Os professores de Estância, em greve há 27 dias, acusam o prefeito Ivan Leite (PSDB) de não aceitar dialogar com a categoria. Os grevistas reclamam melhores salários e garantem que a Prefeitura tem recursos para atender a reivindicação. Segundo eles, um entendimento ainda não foi encontrado porque Ivan Leite fechou todos os canais de negociação. “Já recorremos até ao bispo para tentar convencer o prefeito, mas este permanece irredutível”, revela um grevista. A paralisação desgasta o tucano e, consequentemente, os candidatos apoiados por ele no município.

Pés na terra

O candidato ao Senado Antônio Leite (PV) disse ontem à coluna que não é astrônomo, conforme consta em seu registro no Tribunal Superior Eleitoral. “Sou ator por profissão e ecologista desde criancinha. Acho que deve ter havido algum equívoco do pessoal que digitou o meu registro de candidatura”, explica. “Tonho” diz que está com os pés no chão. “Prova disso é a Caravana Verde do PV, que tem percorrido todo o Estado. “ Além de Aracaju, já visitamos Simão Dias, Lagarto, Riachão do Dantas, Rosário do Catete, General Maynard, Nossa Senhora das Dores”, revela “Tonho”.

Templo da campanha

Os candidatos elegeram mesmo o Iate Clube de Aracaju como o melhor espaço para reunir correligionários. Ontem, foi a vez da deputada estadual Susana Azevedo (PSC) lotar aquele o Iate com apoiadores de sua campanha. Além de candidatos a senador e a deputado federal, esteve por lá o governador Marcelo Déda (PT), que ficou impressionado com a multidão presente. Hoje, o Iate recebe os aliados do candidato a deputado federal Almeida Lima (PMDB). Seus assessores garantem que o clube vai ser pequeno para tanta gente.

Audiência pública

O Tribunal Superior Eleitoral informou que Carira e Itabaianinha são as únicas cidades sergipanas na relação das 173 espalhadas por todo o país, que realizarão amanhã audiência pública para falar sobre as Eleições 2010. Nas audiências, os juízes eleitorais se reunirão com a população para tirar dúvidas e orientar aos eleitores como identificar um ato de corrupção eleitoral como compra de votos, por exemplo.
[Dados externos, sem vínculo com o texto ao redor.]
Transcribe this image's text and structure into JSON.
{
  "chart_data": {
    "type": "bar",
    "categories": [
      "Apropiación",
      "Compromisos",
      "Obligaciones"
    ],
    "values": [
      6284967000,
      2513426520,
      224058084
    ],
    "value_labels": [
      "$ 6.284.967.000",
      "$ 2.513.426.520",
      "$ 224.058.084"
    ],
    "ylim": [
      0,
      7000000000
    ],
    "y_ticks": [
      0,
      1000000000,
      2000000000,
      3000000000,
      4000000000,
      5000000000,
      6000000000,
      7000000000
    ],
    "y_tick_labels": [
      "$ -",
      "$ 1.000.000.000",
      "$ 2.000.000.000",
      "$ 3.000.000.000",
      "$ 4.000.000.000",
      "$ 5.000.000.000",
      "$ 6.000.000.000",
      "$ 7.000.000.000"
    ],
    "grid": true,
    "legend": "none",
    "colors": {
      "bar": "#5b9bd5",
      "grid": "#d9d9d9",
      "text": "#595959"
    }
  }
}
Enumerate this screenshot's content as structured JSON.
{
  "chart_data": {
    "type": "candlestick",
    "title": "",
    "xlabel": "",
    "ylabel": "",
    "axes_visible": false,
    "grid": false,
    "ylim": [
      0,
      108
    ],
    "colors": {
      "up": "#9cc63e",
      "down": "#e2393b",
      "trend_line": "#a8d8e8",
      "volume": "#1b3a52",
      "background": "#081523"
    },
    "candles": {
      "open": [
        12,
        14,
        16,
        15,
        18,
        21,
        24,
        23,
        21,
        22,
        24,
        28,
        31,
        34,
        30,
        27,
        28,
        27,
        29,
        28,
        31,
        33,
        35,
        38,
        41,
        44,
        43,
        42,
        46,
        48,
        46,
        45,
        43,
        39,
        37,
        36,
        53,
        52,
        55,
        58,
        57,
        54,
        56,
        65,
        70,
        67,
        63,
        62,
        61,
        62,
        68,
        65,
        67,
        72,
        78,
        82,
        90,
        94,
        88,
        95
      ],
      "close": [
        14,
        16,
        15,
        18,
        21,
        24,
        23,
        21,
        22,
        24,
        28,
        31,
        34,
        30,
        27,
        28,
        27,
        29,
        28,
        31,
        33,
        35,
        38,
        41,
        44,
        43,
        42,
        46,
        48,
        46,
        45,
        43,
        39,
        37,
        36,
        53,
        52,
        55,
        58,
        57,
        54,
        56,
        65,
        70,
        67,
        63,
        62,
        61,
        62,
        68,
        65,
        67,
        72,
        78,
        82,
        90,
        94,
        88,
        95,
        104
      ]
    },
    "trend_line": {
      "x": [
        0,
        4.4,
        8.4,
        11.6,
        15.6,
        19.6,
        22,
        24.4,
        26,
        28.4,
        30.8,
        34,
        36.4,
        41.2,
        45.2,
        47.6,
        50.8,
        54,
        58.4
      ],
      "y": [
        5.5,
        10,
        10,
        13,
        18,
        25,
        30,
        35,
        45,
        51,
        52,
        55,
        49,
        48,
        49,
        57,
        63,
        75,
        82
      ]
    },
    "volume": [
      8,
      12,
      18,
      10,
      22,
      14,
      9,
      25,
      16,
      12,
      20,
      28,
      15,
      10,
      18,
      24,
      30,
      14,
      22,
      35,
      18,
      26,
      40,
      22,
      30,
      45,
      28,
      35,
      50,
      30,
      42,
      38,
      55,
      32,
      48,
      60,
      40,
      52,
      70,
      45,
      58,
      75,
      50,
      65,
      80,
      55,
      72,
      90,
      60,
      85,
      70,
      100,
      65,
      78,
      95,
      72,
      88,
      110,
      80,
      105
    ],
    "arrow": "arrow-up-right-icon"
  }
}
A iniciativa pretende conscientizar o eleitor da importância do voto e do seu próprio papel na eleição.

Do baú político

Na campanha política de 2006, uma troca de pacotes causou um grande mal estar na equipe do então governador João Alves Filho (DEM). Na boca da eleição, as pesquisas apontando a vitória de Marcelo Déda, os demistas apertaram o passo para tentar reverter o quadro. João Alves vivia no interior anunciando grandes projetos. Um deles era o “Novo Califórnia”, que, nas palavras do candidato à reeleição, iria transformar o sertão num verdadeiro éden. Os marqueteiros produziram um muito bem acabado panfleto explicativo sobre o projeto de irrigação para distribuir com os sertanejos. Palanque montado em Poço Redondo, chuva caindo e João Alves discursando. Lá pras tantas, ele pede que os assessores distribuam os panfletos com o povo. Espera um pouco e ninguém se mexe. Já indignado, João quer saber o que está havendo e não gosta nada do que ouve: por engano, um auxiliar mandou para São Paulo o pacote com os panfletos em português, tendo despachado para o Poço Redondo outro pacote idêntico, só que com o material todo em inglês, produzido para ser encaminhado à revista americana Forbes e a entidades internacionais como ONU e OEA. Nem precisa dizer que o assessor desastrado perdeu o emprego antes de João chegar a Aracaju.